De nombreuses années avant les événements actuels.

Je m'approchais de la grande prêtresse allongée sur son sofa. Les Automates de la Police des Rêves se tenaient là, hiératiques et inquiétants dans leur immobilité, lui faisant une garde rapprochée, aujourd'hui bien visible alors qu'ils restaient d'habitude dans les ombres. Je sentais l'inquiétude de ceux qui m'avaient introduit. C'était d'ailleurs à ça qu'on différenciait les Automates des Rats dans la Police : les premiers n'exprimaient jamais aucun sentiment quand les seconds, parfois, se rappellaient qu'ils avaient une conscience, des peurs et des doutes.

Bonpha fit un signe de la main et tout le monde sortit. Seuls restèrent quatre automates à ses côtés. Je commençais vraiment à me demander ce qu'elle pouvait me vouloir. Mais je ne voyais aucune faute que j'aurais pu commettre, ni aucune action extraordinaire qui aurait pu me valoir un éloge. J'étais rentrée dans la Police des Rêves depuis quelques années maintenant, et j'avais accompli mon devoir avec sérieux mais sans chercher à attirer l'attention pour autant. Depuis quelques temps, j'avais été affecté au service de Bonpha, ce qui était un honneur, mais l'essentiel de mon travail était purement administratif. Ce n'était pas la première fois que je me retrouvait seule avec la prêtresse de la Propagande, bien sûr, mais il y avait aujourd'hui une tension oppressante dans l'air.

Elle m'invita à m'approcher d'un autre signe. Je vins m'asseoir à ses côtés.
-Illion, me demanda-t-elle, est-ce vrai que tu as des amis qui travaillent à la Crypte ?

Je poussais un soupir de soulagement. C'était donc ça, qui finissait enfin par arriver sur le tapis. Ces ridicules luttes de services. Nous étions tous au service des Rats et de la Ville, mais la Police et la Crypte passaient une bonne partie de leur temps en chicanerie administratives sur les attributions et domaines d'interventions de chacun.
-Oui, en effet. J'ai une amie d'enfance qui est entrée chez eux à peu prêt au moment où je commençais à travailler ici. On ne parle pas vraiment boulot quand on se voit. Quelques blagues de service de temps en temps, vu qu'on est dans des boulots un peu similaire, mais rien de vital. Et lors des missions de surveillance, que je connaisse ou non les gens que je surveille ne change rien à mes rapports.
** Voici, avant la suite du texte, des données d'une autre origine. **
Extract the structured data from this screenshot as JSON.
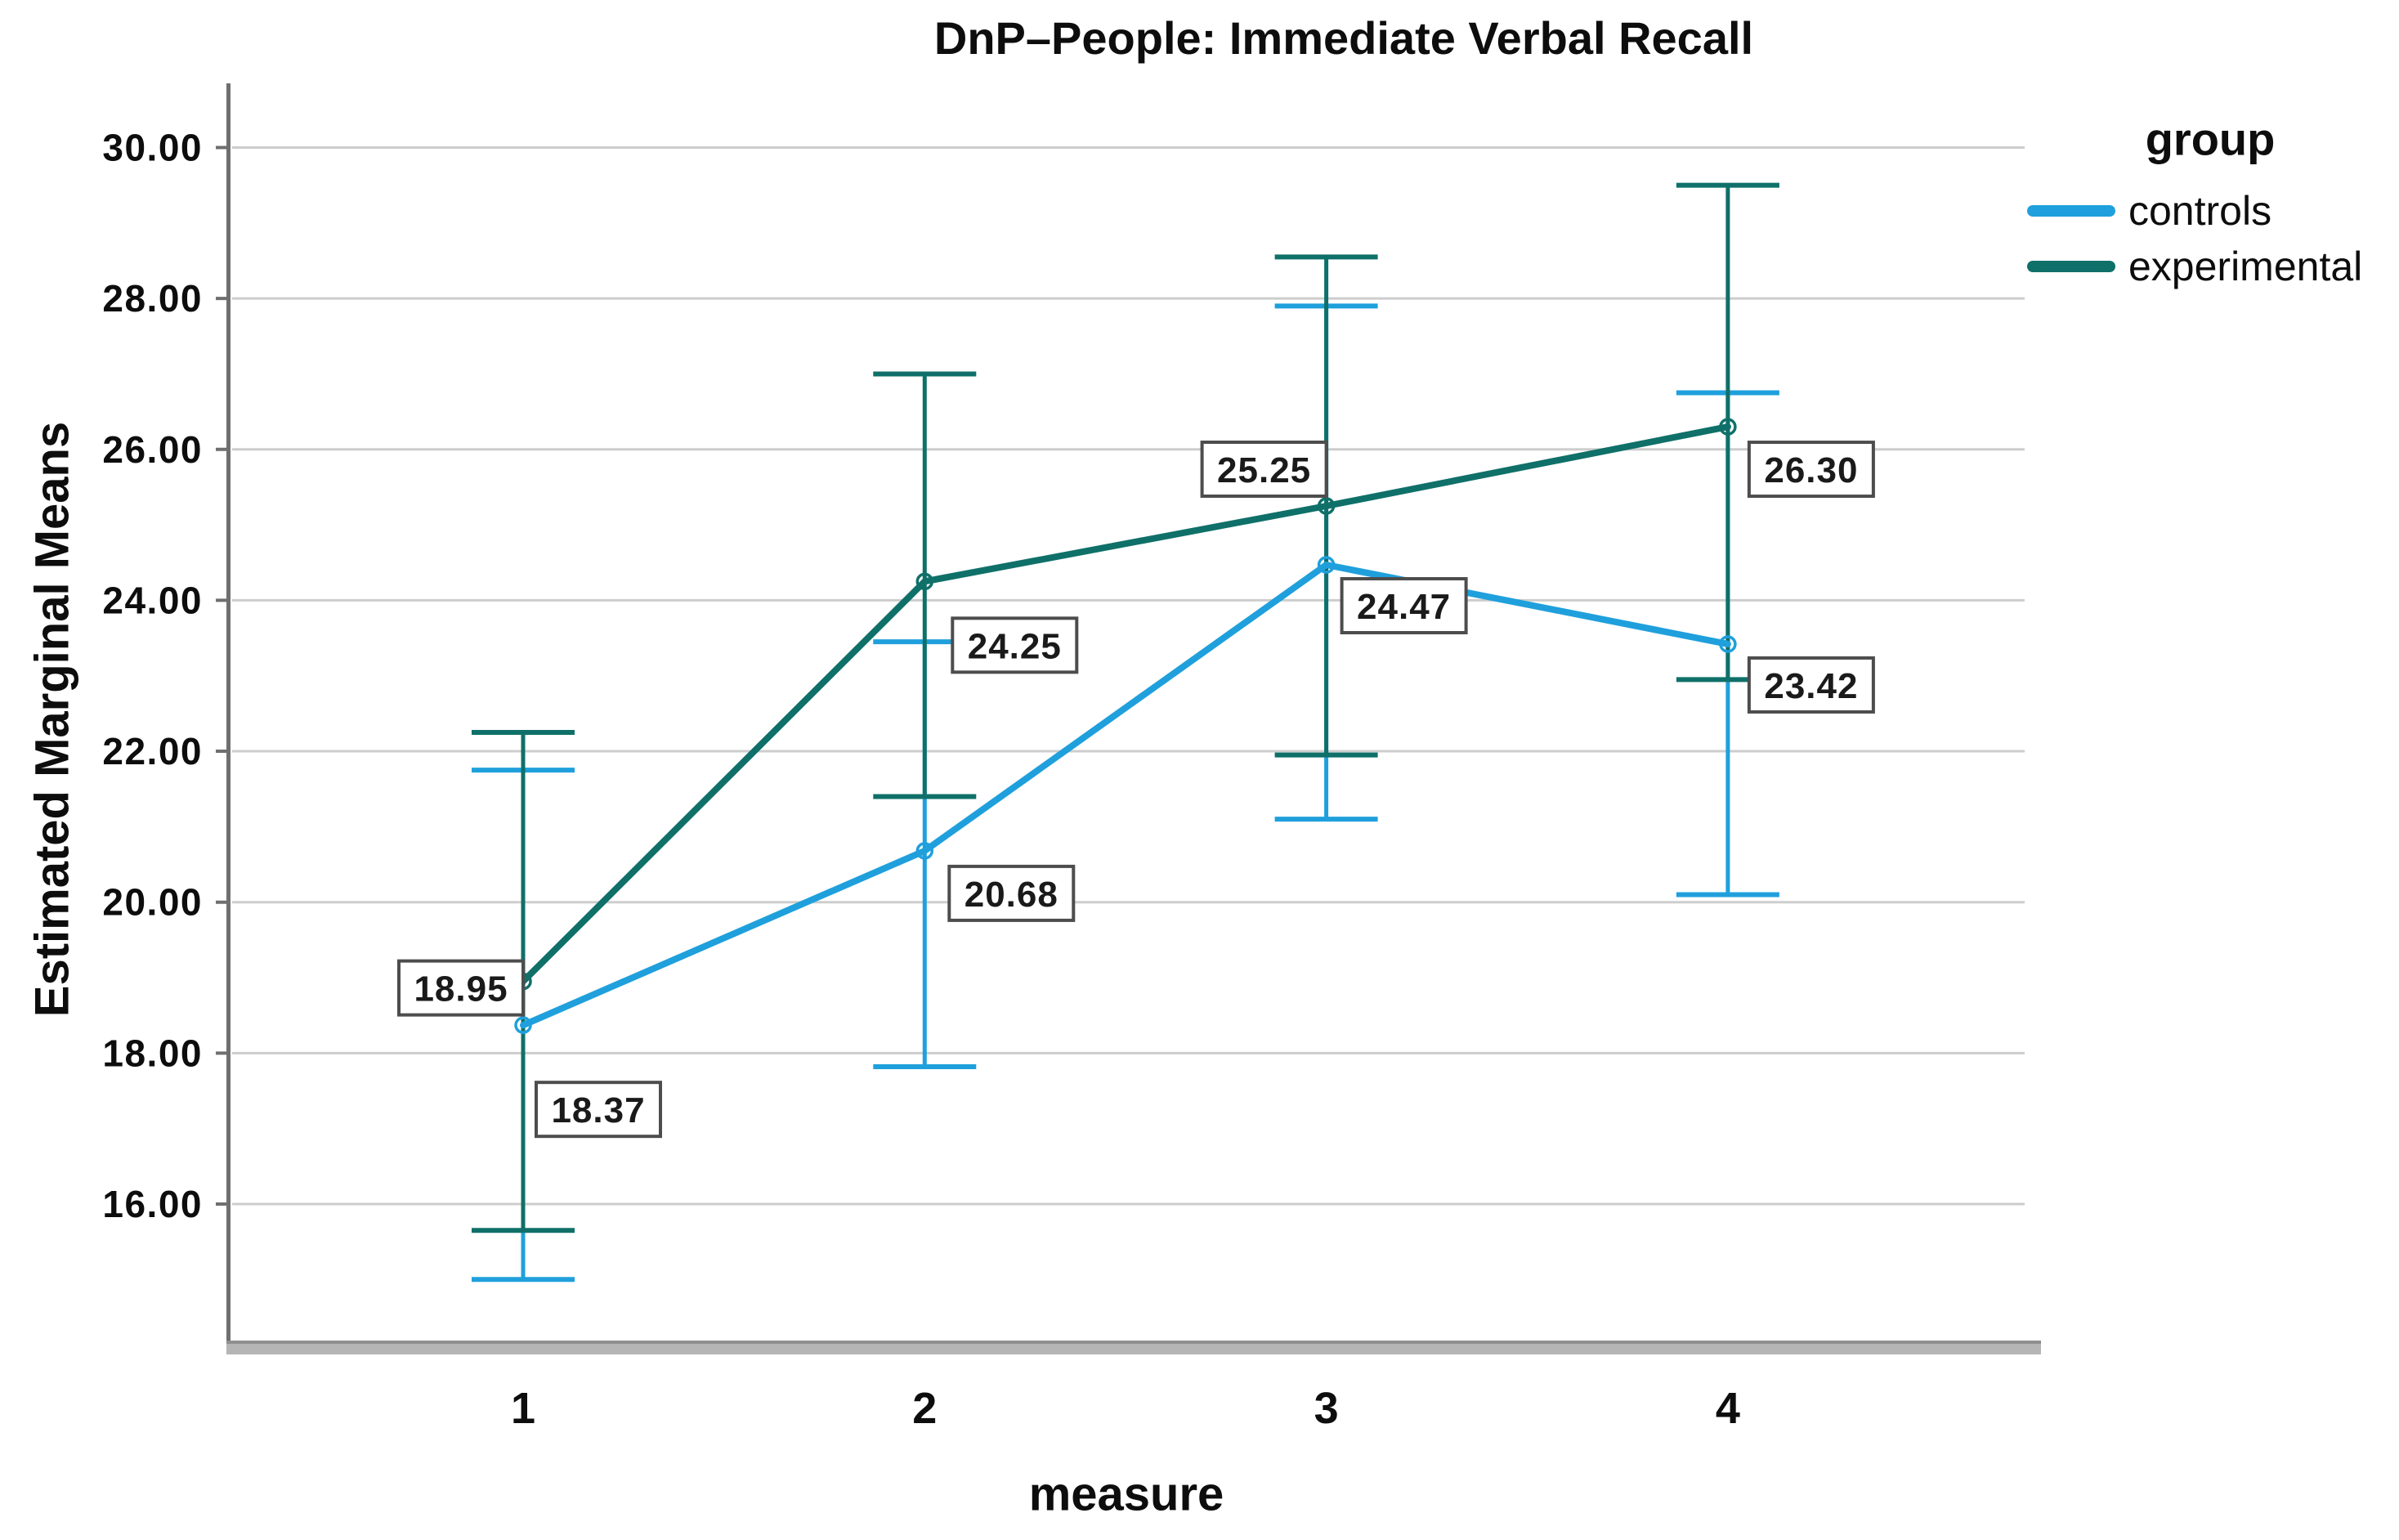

Mais pourquoi ne vous intéresser à ça que maintenant ? Ça n'a rien de neuf et je n'en ai jamais fait de mystère.

Bonpha eu un sourire amusé :
-Tu ne t'en vante pas non plus. En fait, si nous n'avions pas le meilleur service de renseignement du monde, nous aurions pu ne jamais l'apprendre.

Je haussais les épaules :
-Il y a pleins de choses dont je ne me vante pas. Je suis ici pour travailler, pas pour raconter ma vie et mes sorties.
J'ajoutais pour moi-même : pas comme certains de mes collègues. Il y avait un côté délicatement absurde à voir des Policiers dans leur uniforme de travail, la cape les enveloppant d'ombre et le masque rendant leurs expressions plus ténébreuses, en train de discuter des progrès de leurs enfants, de leurs histoires d'amour et des derniers combats de l'Arène. Absurde, et dangereux : notre travail reposait sur les apparences, nous ne devions pas paraître Rat. Tous les Policiers ressemblaient aux Automates avec leur uniforme ; ce genre de comportement cassait l'illusion et risquait d'amener les gens à rêver des choses étranges, qu'il nous faudrait corriger par la suite.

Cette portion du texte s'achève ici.